Actually, existence and non-existence are not the kind of quantum states which can be superposed. A state is basically one realization of the list of all the properties which can be measured. Every atom of a real bridge contributes microscopic properties to the whole and you can imagine how irrelevant most of these properties are. When a real bridge is in a superposed state, it could mean for instance that there's no way to predict whether the rotation of one single electron in the whole bridge is clockwise or counter-clockwise. So the bridge spends most of its superposition time between very similar states.
The event which stabilises a superposed quantity is a measurement-like interaction, for instance a photon hitting the bridge. A large object is undergoing these measurement-like interactions all the time, billions of times in a split second. After each measurement the superposition slowly starts to restore itself. The probability of the measured state decreases from one and the probabilities of the other states gradually start to deviate from zero. But then another photon hits. So our bridges are stable, because they just keep switching back and forth between these similar quantum states and they never get even close to the states where the structure is failing.
You could think about a coin tossing experiment: you take thousand pennies and look how much the average number of tails deviates from 500 for each round. Most of the results will be inside 3% from the average value. With an increased number of pennies, the relative deviation gets smaller and smaller. So the average doesn't go away but the deviations cancel out. In quantum mechanics the averages are by design such that they follow the classical mechanics. There's no indication that there would be something fundamental to the macro systems which doesn't follow from the quantum theory.
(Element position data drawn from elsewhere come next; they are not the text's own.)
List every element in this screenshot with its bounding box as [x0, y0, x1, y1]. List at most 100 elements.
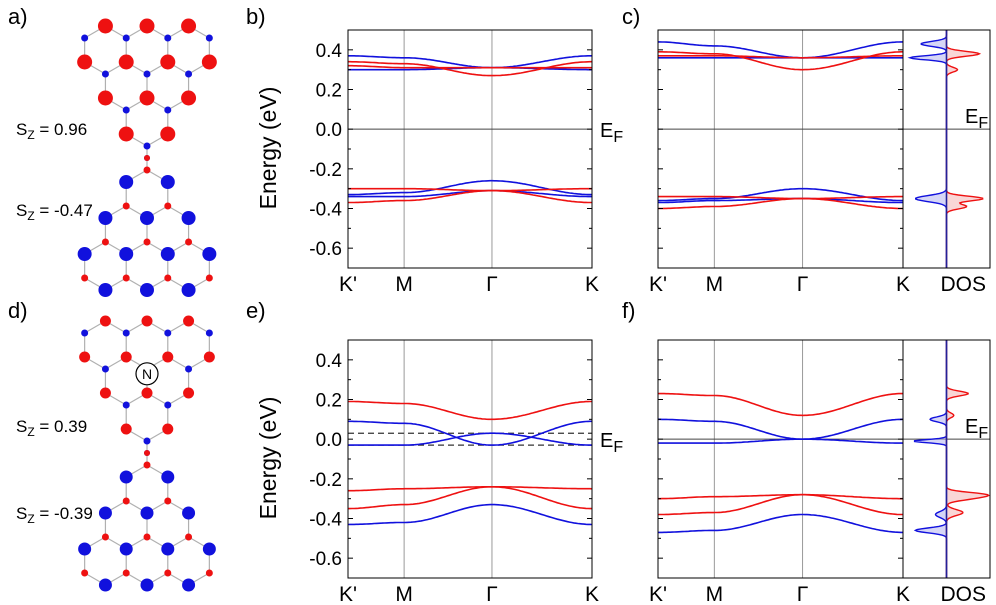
majority-spin-atom [79, 351, 91, 363]
y-tick-label: 0.0 [316, 120, 342, 141]
majority-spin-atom [99, 387, 111, 399]
minority-spin-atom [81, 274, 89, 282]
band-plot-b: 0.4 0.2 0.0 -0.2 -0.4 -0.6 K' M Γ K EF [309, 29, 623, 296]
red-dos-fill [946, 340, 989, 578]
majority-spin-atom [162, 351, 174, 363]
y-tick-label: -0.4 [309, 510, 342, 531]
majority-spin-atom [140, 211, 154, 225]
majority-spin-atom [78, 542, 92, 556]
y-tick-label: 0.4 [316, 351, 343, 372]
majority-spin-atom [160, 175, 175, 189]
majority-spin-atom [97, 90, 113, 106]
band-plot-e: 0.4 0.2 0.0 -0.2 -0.4 -0.6 K' M Γ K EF [309, 339, 623, 605]
majority-spin-atom [77, 54, 93, 70]
red-dos-curve [945, 340, 990, 578]
y-axis-title-b: Energy (eV) [255, 87, 281, 210]
majority-spin-atom [183, 387, 195, 399]
kpoint-label: Γ [486, 273, 498, 296]
blue-band [348, 420, 592, 446]
spin-label-a-bottom: SZ = -0.47 [16, 201, 93, 223]
y-tick-label: 0.4 [316, 41, 343, 62]
kpoint-label: K [896, 583, 910, 605]
minority-spin-atom [101, 70, 109, 78]
red-band [348, 60, 592, 77]
minority-spin-atom [164, 497, 172, 505]
y-tick-label: -0.6 [309, 239, 342, 260]
majority-spin-atom [119, 175, 134, 189]
panel-label-e: e) [246, 298, 266, 323]
minority-spin-atom [122, 401, 130, 409]
majority-spin-atom [201, 54, 217, 70]
majority-spin-atom [97, 18, 113, 34]
red-band [348, 400, 592, 421]
majority-spin-atom [183, 315, 195, 327]
majority-spin-atom [98, 578, 112, 592]
majority-spin-atom [182, 506, 196, 520]
y-tick-label: -0.2 [309, 470, 342, 491]
majority-spin-atom [161, 470, 175, 484]
blue-band [658, 513, 903, 534]
red-band [658, 392, 903, 417]
blue-dos-curve [913, 340, 948, 578]
minority-spin-atom [185, 533, 193, 541]
kpoint-label: K' [339, 273, 357, 296]
minority-spin-atom [101, 533, 109, 541]
minority-spin-atom [81, 329, 89, 337]
kpoint-label: Γ [797, 273, 809, 296]
majority-spin-atom [120, 423, 132, 435]
minority-spin-atom [122, 274, 130, 282]
panel-label-c: c) [622, 4, 640, 29]
fermi-energy-label: EF [965, 416, 988, 442]
majority-spin-atom [118, 54, 134, 70]
kpoint-label: K [896, 273, 910, 296]
minority-spin-atom [185, 70, 193, 78]
kpoint-label: K' [649, 583, 667, 605]
plot-frame [657, 339, 904, 579]
dos-axis-label: DOS [941, 583, 987, 605]
majority-spin-atom [139, 18, 155, 34]
majority-spin-atom [182, 578, 196, 592]
kpoint-label: K [585, 583, 599, 605]
minority-spin-atom [122, 329, 130, 337]
majority-spin-atom [119, 470, 133, 484]
blue-dos-curve [907, 30, 948, 268]
red-band [658, 493, 903, 516]
majority-spin-atom [181, 283, 196, 297]
spin-label-a-top: SZ = 0.96 [16, 120, 87, 142]
panel-label-b: b) [246, 4, 266, 29]
majority-spin-atom [202, 542, 216, 556]
panel-label-d: d) [8, 298, 28, 323]
y-tick-label: 0.0 [316, 430, 342, 451]
dos-axis-label: DOS [941, 273, 987, 296]
minority-spin-atom [143, 437, 151, 445]
minority-spin-atom [101, 238, 109, 246]
kpoint-label: K [585, 273, 599, 296]
kpoint-label: M [706, 583, 724, 605]
band-plot-f: DOS K' M Γ K EF [649, 339, 991, 605]
panel-label-f: f) [622, 298, 635, 323]
majority-spin-atom [98, 211, 113, 225]
kpoint-label: K' [649, 273, 667, 296]
kpoint-label: M [706, 273, 724, 296]
fermi-energy-label: EF [600, 430, 623, 456]
minority-spin-atom [164, 329, 172, 337]
kpoint-label: Γ [486, 583, 498, 605]
bridge-atom [144, 450, 150, 456]
blue-band [658, 41, 903, 59]
minority-spin-atom [143, 461, 151, 469]
majority-spin-atom [140, 578, 154, 592]
y-axis-title-e: Energy (eV) [255, 397, 281, 520]
minority-spin-atom [164, 202, 172, 210]
y-tick-label: -0.4 [309, 200, 342, 221]
majority-spin-atom [162, 423, 174, 435]
majority-spin-atom [181, 211, 196, 225]
minority-spin-atom [81, 569, 89, 577]
majority-spin-atom [181, 18, 197, 34]
minority-spin-atom [122, 202, 130, 210]
minority-spin-atom [205, 329, 213, 337]
kpoint-label: K' [339, 583, 357, 605]
minority-spin-atom [143, 166, 151, 174]
red-band [658, 55, 903, 59]
minority-spin-atom [205, 569, 213, 577]
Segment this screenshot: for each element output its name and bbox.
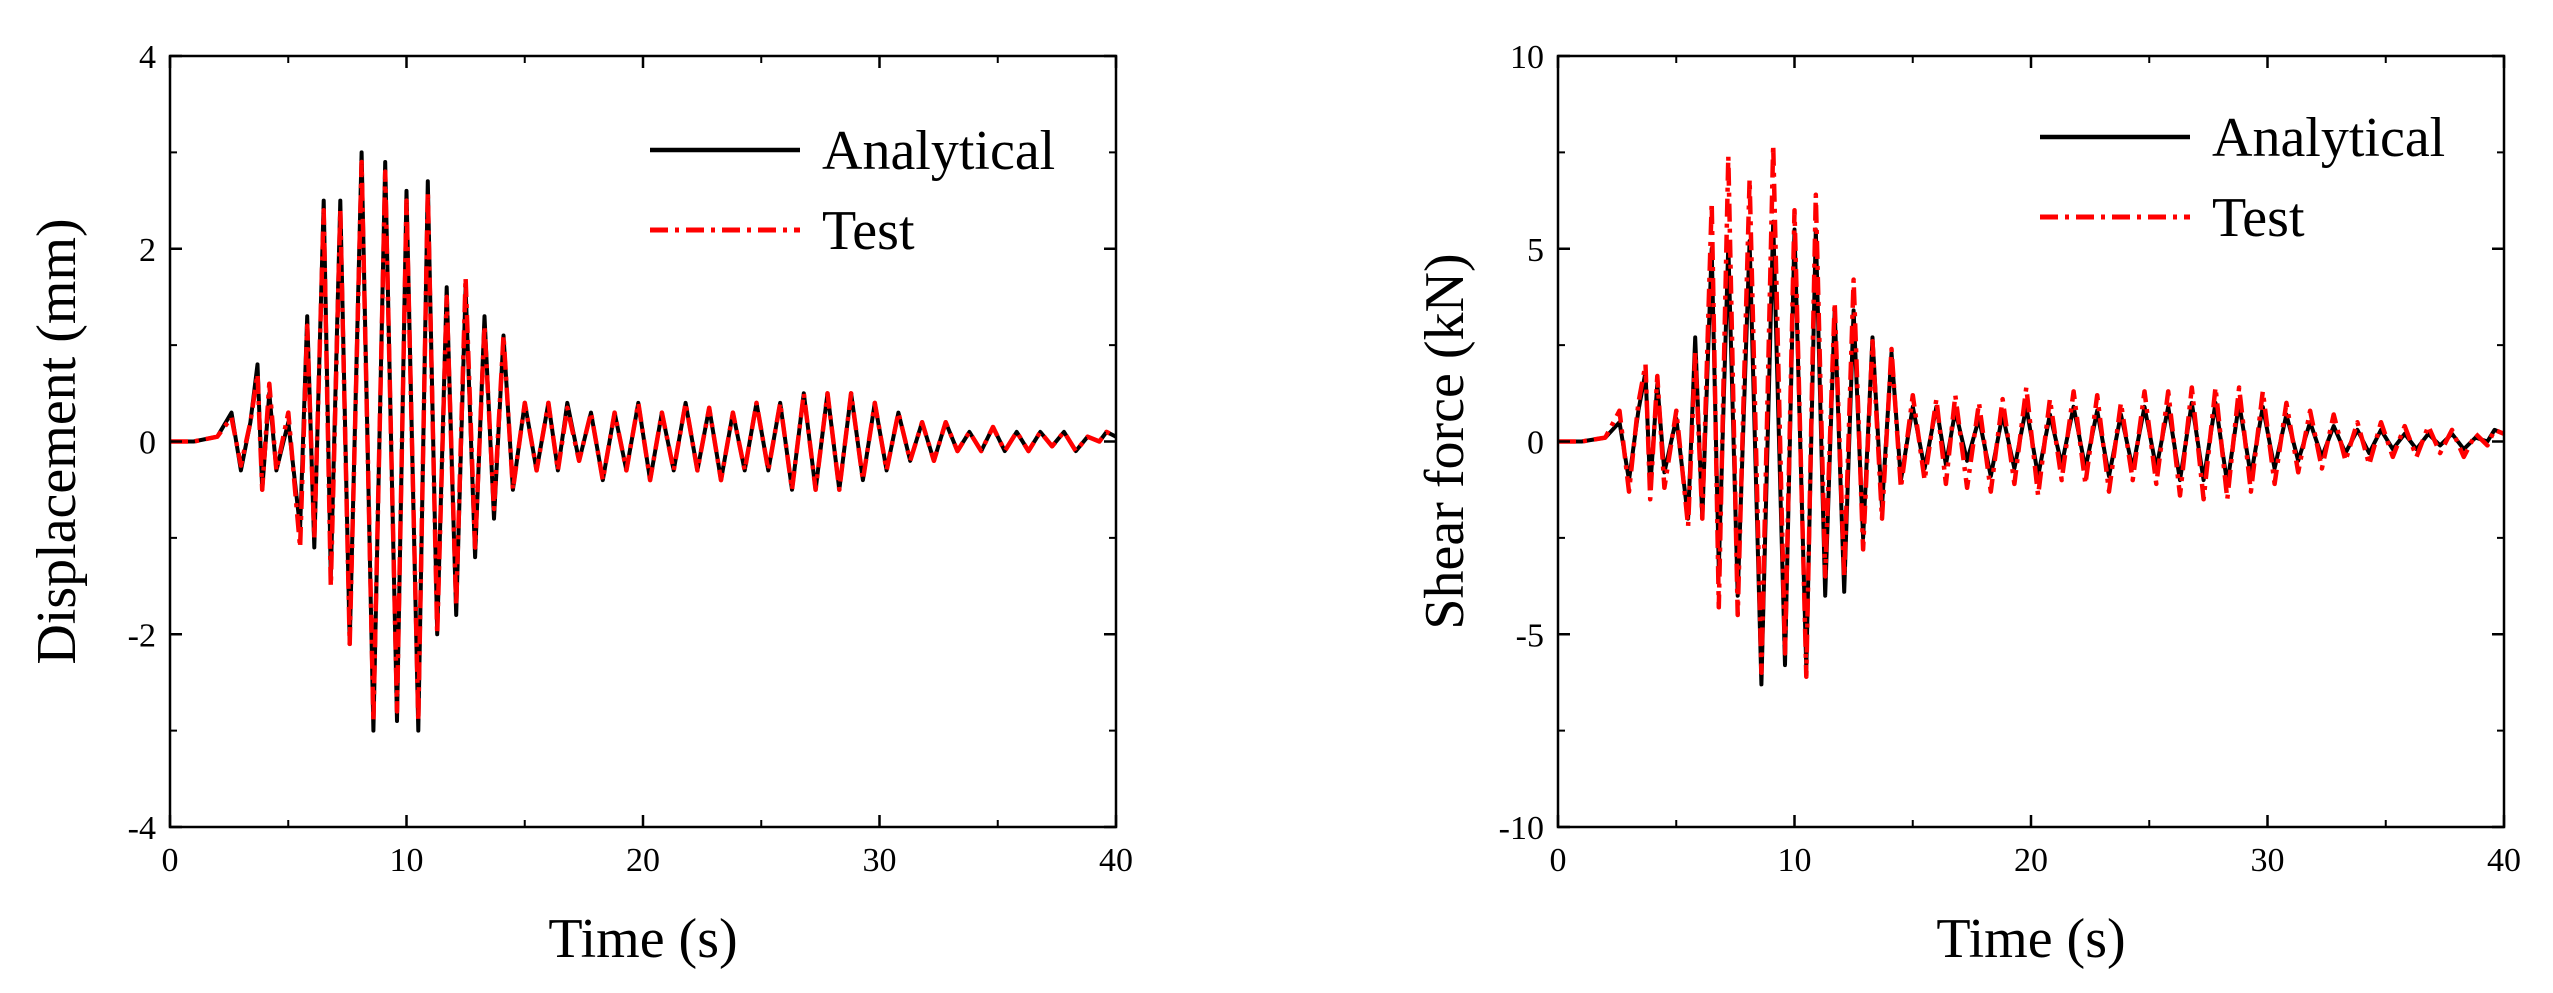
x-tick-label: 0 <box>1550 842 1567 879</box>
y-tick-label: -2 <box>128 617 156 654</box>
x-tick-label: 40 <box>2487 842 2521 879</box>
legend-label-analytical: Analytical <box>822 120 1055 182</box>
series-line-test <box>1558 142 2505 679</box>
x-tick-label: 20 <box>2014 842 2048 879</box>
legend-label-test: Test <box>822 200 915 262</box>
y-axis-title: Shear force (kN) <box>1414 253 1476 629</box>
legend: Analytical Test <box>2040 107 2445 249</box>
x-axis-title: Time (s) <box>548 908 737 970</box>
y-tick-label: 0 <box>139 425 156 462</box>
y-axis-title: Displacement (mm) <box>26 218 88 664</box>
x-tick-label: 30 <box>863 842 897 879</box>
x-tick-label: 10 <box>1778 842 1812 879</box>
y-tick-label: -10 <box>1499 810 1544 847</box>
y-tick-label: 0 <box>1527 425 1544 462</box>
legend-label-test: Test <box>2212 187 2305 249</box>
y-tick-label: 2 <box>139 232 156 269</box>
x-tick-label: 40 <box>1099 842 1133 879</box>
y-tick-label: 5 <box>1527 232 1544 269</box>
x-tick-label: 30 <box>2251 842 2285 879</box>
series-line-test <box>170 159 1118 724</box>
legend-label-analytical: Analytical <box>2212 107 2445 169</box>
y-tick-label: -5 <box>1516 617 1544 654</box>
shear-force-chart: 0 10 20 30 40 -10 -5 0 5 10 Time (s) Shear force (k… <box>1414 39 2521 970</box>
y-tick-label: 4 <box>139 39 156 76</box>
legend: Analytical Test <box>650 120 1055 262</box>
x-tick-label: 0 <box>162 842 179 879</box>
y-tick-label: 10 <box>1510 39 1544 76</box>
displacement-chart: 0 10 20 30 40 -4 -2 0 2 4 Time (s) Displacement (mm… <box>26 39 1133 970</box>
y-tick-label: -4 <box>128 810 156 847</box>
x-tick-label: 10 <box>390 842 424 879</box>
x-tick-label: 20 <box>626 842 660 879</box>
x-axis-title: Time (s) <box>1936 908 2125 970</box>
It is difficult to do justice to the way the averages come out of quantum mechanics without a more technical discussion: how there's a complex amplitude associated to each possibility, how they vary over time, how they cancel out and how it follows that the least varying amplitudes make the largest contribution to the probability distribution, corresponding to the classical behaviour. I'm afraid that to get a good grasp of the technicalities one really has to consult a textbook, like Feynman lectures part 3.
"it doesn't sound like the quantum principles lead to classical mechanics by themselves. That is they have to be set to yield or agree with the right ones."
No, nothing has to be artificially set to yield or agree with some results from another source. The classical mechanics really follows from the quantum theory and if the latter had been discovered first, we would have been able to write down the former as an approximation. My intention was to say that because we can deduce this from the general properties of the quantum mechanics, it will also hold in any specific cases we might ever encounter.